Liefde, herinner je je mijn oerervaring nog? Waar alles begon? Ik was vier, ik ging nog niet naar school. Ik speelde achter het huis in een nieuwbouwwijk – eigenlijk nog een bouwterrein, in een nieuwbouwdorp in de Noordoostpolder. Het moet dus 1974 geweest zijn, het was in de zomer. Ons tuinhek was een soort zon: een stalen rechthoek, met in de linkerbenedenhoek een vrij grote ronde uitsparing. Vandaaruit liepen stalen stralen naar de rechthoekige hekrand. Ik kon door de zon.
En jij hield me niet tegen, Liefde. Ik pikte mijn vriendje op, die even verderop in het steegje woonde. Hoe ik mijn route gekozen heb, weet ik niet, laat staan waarom. Leidde jij mij? Ik liep naar het oosten. Mijn vriendje werd onzeker, hij ging al snel terug naar huis. Ik liep door. Ik herinner me een straat met nieuwbouwhuizen.
Daarna, Liefde, en dat beeld kan ik nog altijd voor me zien, hield het dorp op en begon het land – jarenzeventigpolderland: vlak, open, vol op de wind, vol op de zon, gebouwd uit eeuwigheid. Ik liep door gras, tot ik bij een splitsing van kanalen kwam. In dat onmetelijke vlakke land, achter watervlakten die oceanen leken, rezen tegen de lage horizon de schuren en de hoogbouw op van de landbouwcoöperatie CONOP.
Mijn moeder weet dit niet, Liefde, ik denk dat alleen jij me gezien hebt. Ik denk dat jij op dat moment mijn moeder was. En ongetwijfeld was ik in gevaar, daar, op de steile walkant langs het kanaal. Maar ik voelde me op dat moment deel van Alles. De wereld was niet te meten zo groot – en het was mijn wereld. Ik kon zwemmen, als ik zou willen, zo om het naderende vrachtschip heen, naar de overkant. Vliegen kon ik ook, ik deed het. Ik zag mezelf staan, op de rand van de kanaalbeschoeiing. Het was geen peuter die daar stond, maar een mens. Ik was het.
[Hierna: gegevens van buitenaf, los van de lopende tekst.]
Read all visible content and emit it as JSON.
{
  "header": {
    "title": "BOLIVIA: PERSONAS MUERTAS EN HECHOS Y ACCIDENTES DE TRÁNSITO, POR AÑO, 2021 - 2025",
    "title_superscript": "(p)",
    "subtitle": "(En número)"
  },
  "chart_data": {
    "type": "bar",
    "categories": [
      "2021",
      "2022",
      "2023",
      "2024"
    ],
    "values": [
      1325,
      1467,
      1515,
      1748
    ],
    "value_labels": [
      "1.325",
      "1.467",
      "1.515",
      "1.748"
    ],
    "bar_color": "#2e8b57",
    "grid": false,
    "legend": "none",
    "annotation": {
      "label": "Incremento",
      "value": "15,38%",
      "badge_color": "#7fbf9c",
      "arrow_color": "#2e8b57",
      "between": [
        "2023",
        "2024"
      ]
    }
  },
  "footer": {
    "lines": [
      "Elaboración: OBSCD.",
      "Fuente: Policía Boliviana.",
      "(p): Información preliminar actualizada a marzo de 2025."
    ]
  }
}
Hoe lang ik daar stond, Liefde? Ik weet het niet. Hoe lang heeft een gebeurtenis nodig om zó in je geheugen gegrift te worden? Een flits, een deel van een seconde is genoeg. Het zal langer geweest zijn. Maar niet veel langer. Ik had een ontdekking gedaan. En in mijn hoofd was de basis gelegd voor wat zou uitgroeien tot een mystiek landschap, een complete wereld met complexe geschiedenissen, die ik kan bereizen in mijn hoofd, en die het landschap van mijn ziel is, tot op de huidige dag.
Ik kroop terug door de zon. Mijn moeder heeft nooit geweten dat ik weg was geweest. En hoe ver weg. Ik was er, zag ze, dus de wereld klopte. Maar de wereld was veranderd. Ik was veranderd.